KnigaRead.com/

Василина Орлова - Пустыня

На нашем сайте KnigaRead.com Вы можете абсолютно бесплатно читать книгу онлайн Василина Орлова, "Пустыня" бесплатно, без регистрации.
Перейти на страницу:

Содержание записи так же плохо вязалось с очертаниями почерка, как и сама Наташа — со своим образом жизни.

«Потрясный секс, словно мчишься на мотоцикле. Даже хорошо, что я его так мало знаю. Презерватив мне понравился, надо рекомендовать остальным — раньше не пробовала с пупырышками, предпочитала классику со смазкой».

Дальше читать не хотелось, да и Наташа вот-вот могла выйти из ванной.


Я уже знала, как будет выглядеть коридор дома в Ростове — повешу там столь любимые мной зеркала, и он будет казаться бесконечным, нетупиковым. Но с начала надо будет отстроить крышу: в одной из комнат потолок грозит обрушением.

И, само собой, центральное отопление. И водопровод.

Да, полная разруха. Всё равно что купить кусок степи.

Но пять комнат! Батюшки-светы. Что можно делать в пяти комнатах? Хватит и на мастерскую, и на кабинет, и на гостиную. Но если уйду с работы, нечего и мечтать.

Я продолжала тешить себя нелепыми надеждами.


В церкви во время службы застыла, посреди предстоящих людие, как проклятая: не в силах почувствовать ни воодушевления, ни горечи, ни радости, ни сознания собственной греховности. Словно в безвидном месте, будто и не существовала или была недосягаема, непроницаема, в глухом окне, в стояке, куда не достигали звуки. Видно, грехов налипло на душе столько, что не может и приподняться. Как в тоскливой приемной, в ожидании отсутствующего, томилась я среди истово молящихся. Такая глухота, что даже зрелище молящихся не вдохновляет…

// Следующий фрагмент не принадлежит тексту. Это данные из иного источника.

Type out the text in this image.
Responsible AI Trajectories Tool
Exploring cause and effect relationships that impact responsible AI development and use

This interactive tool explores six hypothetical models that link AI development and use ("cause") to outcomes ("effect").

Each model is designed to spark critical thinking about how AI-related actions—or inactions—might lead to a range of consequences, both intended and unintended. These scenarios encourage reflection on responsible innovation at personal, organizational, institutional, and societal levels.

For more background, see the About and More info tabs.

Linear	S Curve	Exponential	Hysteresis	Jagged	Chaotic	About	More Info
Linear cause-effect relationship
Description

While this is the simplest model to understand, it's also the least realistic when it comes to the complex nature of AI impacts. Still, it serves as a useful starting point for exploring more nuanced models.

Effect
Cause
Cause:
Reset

Из левого придела доносится невнятный гул-вскрик. Он беспокоит, с тревогой оборачиваюсь, опасаясь даже, что никто, кроме меня, не слышит. Казалось, будто вскрикивает птица, лишенная разума и дара речи, чайка — я подумала, убогая или даже бесноватая, и вдруг увидела. Молодую женщину, страдающую неизлечимо — отмеченную синдромом Дауна — вела за руку, наверное, мать: пожилая, очень спокойная, с простым ничего не выражающим лицом. Даунёнок глядел на всё широко распахнутыми глазами, с раскрытым ртом, из которого тянулась на старую зелёную вязаную кофту тонкая ниточка слюны.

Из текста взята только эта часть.